Kepala Desa Favoe, Kecamatan Malaka Barat, Kabupaten Malaka, Yoseph Seran Klau, mengatakan, DAS Benanain di Malaka sejak 2017 tidak lagi meluap ke permukiman warga seperti tahun-tahun sebelumnya. Pemerintah telah membangun tanggul penahan banjir sepanjang 5 kilometer dengan ketinggian 4 meter.
”Meski sudah ada tanggul penghalang, sistem drainase umumnya di Malaka belum dibangun sehingga tetap terjadi genangan air di sejumlah lokasi bila hujan deras beberapa hari berturut-turut. Rumah warga tetap tergenang, kecuali rumah panggung atau dibangun di atas ketinggian,” ujarnya.
Ketua Yayasan Tukelakang NTT Marianus Minggo mengatakan, setiap kepala desa dan camat sejak dini wajib mengidentifikasi ancaman bencana di desa dan kecamatan masing-masing, kemudian dilaporkan ke bupati atau wali kota. Pemerintah daerah kemudian mempelajari ancaman itu kemudian membuat keputusan, apakah perlu diadakan sarana dan prasarana, serta posko kedaruratan di wilayah itu.
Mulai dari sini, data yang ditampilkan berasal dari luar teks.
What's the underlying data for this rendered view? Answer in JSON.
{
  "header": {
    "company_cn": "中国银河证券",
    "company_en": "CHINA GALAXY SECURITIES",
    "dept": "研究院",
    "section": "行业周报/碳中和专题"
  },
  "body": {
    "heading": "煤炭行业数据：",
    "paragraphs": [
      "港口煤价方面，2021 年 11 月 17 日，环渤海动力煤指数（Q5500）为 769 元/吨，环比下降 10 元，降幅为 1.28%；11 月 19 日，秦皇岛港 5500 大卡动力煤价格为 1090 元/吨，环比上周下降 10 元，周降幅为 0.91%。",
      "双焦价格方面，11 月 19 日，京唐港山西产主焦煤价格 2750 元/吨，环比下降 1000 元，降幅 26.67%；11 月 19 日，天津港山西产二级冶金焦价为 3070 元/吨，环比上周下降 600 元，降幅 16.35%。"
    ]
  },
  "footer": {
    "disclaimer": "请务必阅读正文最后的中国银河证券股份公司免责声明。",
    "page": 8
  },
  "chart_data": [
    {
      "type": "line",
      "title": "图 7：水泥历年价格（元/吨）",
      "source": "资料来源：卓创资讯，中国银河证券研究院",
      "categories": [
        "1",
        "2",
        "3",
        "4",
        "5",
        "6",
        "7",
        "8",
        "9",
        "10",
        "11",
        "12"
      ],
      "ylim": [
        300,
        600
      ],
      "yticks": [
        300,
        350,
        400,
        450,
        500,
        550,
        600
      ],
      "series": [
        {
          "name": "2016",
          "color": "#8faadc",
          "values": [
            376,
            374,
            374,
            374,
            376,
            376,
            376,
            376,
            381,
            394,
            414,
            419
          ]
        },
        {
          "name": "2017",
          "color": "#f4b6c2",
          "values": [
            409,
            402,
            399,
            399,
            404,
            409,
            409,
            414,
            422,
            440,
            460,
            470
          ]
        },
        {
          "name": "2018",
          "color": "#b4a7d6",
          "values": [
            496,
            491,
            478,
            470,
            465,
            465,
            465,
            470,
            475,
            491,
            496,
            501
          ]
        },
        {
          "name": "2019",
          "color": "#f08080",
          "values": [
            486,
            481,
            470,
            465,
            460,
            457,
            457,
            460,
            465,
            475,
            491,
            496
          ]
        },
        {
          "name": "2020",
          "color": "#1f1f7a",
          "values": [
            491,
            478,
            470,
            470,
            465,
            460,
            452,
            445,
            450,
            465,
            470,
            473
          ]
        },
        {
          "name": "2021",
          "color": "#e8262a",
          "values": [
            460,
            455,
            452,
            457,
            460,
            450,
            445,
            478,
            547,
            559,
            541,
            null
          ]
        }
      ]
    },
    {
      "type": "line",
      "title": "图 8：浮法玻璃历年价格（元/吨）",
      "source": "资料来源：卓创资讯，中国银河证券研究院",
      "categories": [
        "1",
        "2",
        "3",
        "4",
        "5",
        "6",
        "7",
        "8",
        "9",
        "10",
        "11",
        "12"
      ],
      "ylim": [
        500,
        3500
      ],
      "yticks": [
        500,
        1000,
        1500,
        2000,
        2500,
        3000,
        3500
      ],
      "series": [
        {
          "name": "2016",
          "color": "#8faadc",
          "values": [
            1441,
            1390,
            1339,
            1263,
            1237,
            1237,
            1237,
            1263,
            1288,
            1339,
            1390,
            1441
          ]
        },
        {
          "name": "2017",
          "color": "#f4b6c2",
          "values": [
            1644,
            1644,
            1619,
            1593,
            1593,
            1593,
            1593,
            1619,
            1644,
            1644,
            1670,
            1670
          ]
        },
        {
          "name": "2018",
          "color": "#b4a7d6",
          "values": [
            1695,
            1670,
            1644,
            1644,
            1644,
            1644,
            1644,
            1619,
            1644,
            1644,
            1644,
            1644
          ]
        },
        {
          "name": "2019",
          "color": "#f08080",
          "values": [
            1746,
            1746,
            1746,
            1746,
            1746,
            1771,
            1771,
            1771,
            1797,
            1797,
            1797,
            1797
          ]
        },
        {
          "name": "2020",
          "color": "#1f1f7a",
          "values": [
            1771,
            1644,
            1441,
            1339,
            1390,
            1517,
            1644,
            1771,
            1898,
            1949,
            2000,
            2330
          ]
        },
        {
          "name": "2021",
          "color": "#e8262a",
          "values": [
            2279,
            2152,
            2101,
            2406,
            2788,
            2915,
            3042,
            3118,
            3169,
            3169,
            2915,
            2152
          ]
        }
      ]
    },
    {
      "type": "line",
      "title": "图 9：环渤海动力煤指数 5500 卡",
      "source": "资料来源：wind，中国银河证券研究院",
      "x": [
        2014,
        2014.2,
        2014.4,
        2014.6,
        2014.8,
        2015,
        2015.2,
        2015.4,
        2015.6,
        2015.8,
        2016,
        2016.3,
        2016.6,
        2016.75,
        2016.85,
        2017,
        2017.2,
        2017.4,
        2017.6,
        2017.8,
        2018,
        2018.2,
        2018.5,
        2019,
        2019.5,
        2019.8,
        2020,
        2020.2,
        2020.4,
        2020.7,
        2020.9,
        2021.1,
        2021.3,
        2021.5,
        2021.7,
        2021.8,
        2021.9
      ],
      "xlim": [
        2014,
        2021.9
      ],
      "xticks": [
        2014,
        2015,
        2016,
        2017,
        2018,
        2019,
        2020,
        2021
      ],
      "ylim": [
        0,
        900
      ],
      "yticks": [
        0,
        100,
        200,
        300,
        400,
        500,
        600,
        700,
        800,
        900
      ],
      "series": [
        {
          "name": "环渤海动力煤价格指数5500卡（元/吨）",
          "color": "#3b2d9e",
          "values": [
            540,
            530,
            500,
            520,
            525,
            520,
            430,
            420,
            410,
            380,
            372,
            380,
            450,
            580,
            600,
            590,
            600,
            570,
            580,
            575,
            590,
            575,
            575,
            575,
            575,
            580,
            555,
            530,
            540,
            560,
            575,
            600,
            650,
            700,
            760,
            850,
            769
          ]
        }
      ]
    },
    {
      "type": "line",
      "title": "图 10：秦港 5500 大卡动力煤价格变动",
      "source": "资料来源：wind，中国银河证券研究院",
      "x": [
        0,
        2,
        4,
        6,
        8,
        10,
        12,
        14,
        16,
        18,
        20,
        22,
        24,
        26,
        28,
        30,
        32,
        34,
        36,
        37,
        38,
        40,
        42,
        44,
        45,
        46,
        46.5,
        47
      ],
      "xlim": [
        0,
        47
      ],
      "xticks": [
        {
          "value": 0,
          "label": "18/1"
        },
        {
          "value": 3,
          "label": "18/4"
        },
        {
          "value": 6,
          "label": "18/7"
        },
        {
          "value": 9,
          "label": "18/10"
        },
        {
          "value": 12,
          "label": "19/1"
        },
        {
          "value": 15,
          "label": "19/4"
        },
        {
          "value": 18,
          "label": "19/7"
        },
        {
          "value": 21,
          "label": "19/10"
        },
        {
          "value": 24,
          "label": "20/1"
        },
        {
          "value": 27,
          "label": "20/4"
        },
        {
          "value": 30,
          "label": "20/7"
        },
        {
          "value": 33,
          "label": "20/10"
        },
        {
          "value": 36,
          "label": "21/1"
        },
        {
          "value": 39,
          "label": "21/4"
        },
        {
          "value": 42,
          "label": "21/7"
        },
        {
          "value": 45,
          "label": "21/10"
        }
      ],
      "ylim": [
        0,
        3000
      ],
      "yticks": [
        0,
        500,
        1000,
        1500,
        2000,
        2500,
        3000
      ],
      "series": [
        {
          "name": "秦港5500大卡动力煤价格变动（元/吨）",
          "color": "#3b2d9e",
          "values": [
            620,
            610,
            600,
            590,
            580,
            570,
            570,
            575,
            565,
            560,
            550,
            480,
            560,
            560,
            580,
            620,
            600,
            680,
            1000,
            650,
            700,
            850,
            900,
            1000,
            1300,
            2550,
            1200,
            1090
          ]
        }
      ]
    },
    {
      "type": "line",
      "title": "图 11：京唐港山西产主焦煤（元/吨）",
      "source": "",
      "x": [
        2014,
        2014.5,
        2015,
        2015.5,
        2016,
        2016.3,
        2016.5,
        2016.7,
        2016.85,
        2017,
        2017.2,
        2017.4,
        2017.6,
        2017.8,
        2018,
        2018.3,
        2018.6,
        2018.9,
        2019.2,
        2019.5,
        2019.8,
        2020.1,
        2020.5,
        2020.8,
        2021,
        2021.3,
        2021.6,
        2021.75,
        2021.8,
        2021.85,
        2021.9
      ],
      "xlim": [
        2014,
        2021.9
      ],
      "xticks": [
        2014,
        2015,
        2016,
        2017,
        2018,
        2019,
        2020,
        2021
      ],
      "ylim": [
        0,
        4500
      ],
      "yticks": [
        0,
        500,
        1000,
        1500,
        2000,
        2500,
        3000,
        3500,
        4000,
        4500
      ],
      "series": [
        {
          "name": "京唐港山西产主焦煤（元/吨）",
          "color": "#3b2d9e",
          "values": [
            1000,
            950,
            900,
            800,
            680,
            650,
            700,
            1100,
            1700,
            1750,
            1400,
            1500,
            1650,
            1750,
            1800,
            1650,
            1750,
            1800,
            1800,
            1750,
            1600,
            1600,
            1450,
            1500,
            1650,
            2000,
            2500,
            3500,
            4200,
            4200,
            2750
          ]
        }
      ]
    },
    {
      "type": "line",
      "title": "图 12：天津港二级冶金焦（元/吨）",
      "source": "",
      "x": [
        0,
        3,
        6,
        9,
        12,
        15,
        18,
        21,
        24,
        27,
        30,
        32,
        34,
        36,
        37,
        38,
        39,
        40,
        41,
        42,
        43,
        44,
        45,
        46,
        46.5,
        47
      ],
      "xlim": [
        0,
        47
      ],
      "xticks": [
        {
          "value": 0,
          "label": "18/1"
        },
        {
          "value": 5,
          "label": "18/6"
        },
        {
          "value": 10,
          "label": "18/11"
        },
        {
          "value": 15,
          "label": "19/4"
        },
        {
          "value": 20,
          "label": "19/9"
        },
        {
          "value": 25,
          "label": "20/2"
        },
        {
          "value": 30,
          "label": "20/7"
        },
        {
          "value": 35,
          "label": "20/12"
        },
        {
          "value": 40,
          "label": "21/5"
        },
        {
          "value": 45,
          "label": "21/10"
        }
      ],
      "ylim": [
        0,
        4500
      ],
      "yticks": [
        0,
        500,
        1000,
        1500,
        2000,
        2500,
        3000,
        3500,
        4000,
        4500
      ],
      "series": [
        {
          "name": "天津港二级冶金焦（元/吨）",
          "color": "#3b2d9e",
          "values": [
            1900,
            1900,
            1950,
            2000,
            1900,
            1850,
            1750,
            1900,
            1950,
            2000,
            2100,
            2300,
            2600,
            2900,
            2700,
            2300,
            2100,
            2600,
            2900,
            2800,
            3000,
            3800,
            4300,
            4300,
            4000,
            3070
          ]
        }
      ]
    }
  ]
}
Identifikasi ancaman bencana ini tidak sulit. Dari tahun ke tahun, aparat desa, camat, dan masyarakat setempat sudah paham soal itu. Namun, jauh lebih baik kalau identifikasi ancaman bencana itu dibahas bersama masyarakat desa kemudian ditetapkan sebagai ancaman. ”Sekaligus masyarakat desa sendiri mengantisipasi menjaga keselamatan jika terjadi bencana di wilayah itu,” kata Minggo.
Ia mengatakan, antisipasi dini jauh lebih baik. Jika pemkab/pemkot kesulitan anggaran, mereka bisa mengajukan bantuan ke provinsi. Namun, di tengah pandemi Covid-19 ini, jangan terlalu berharap pada bantuan. Manfaatkan semua potensi sarana dan prasarana yang ada di daerah itu dengan melibatkan masyarakat lokal.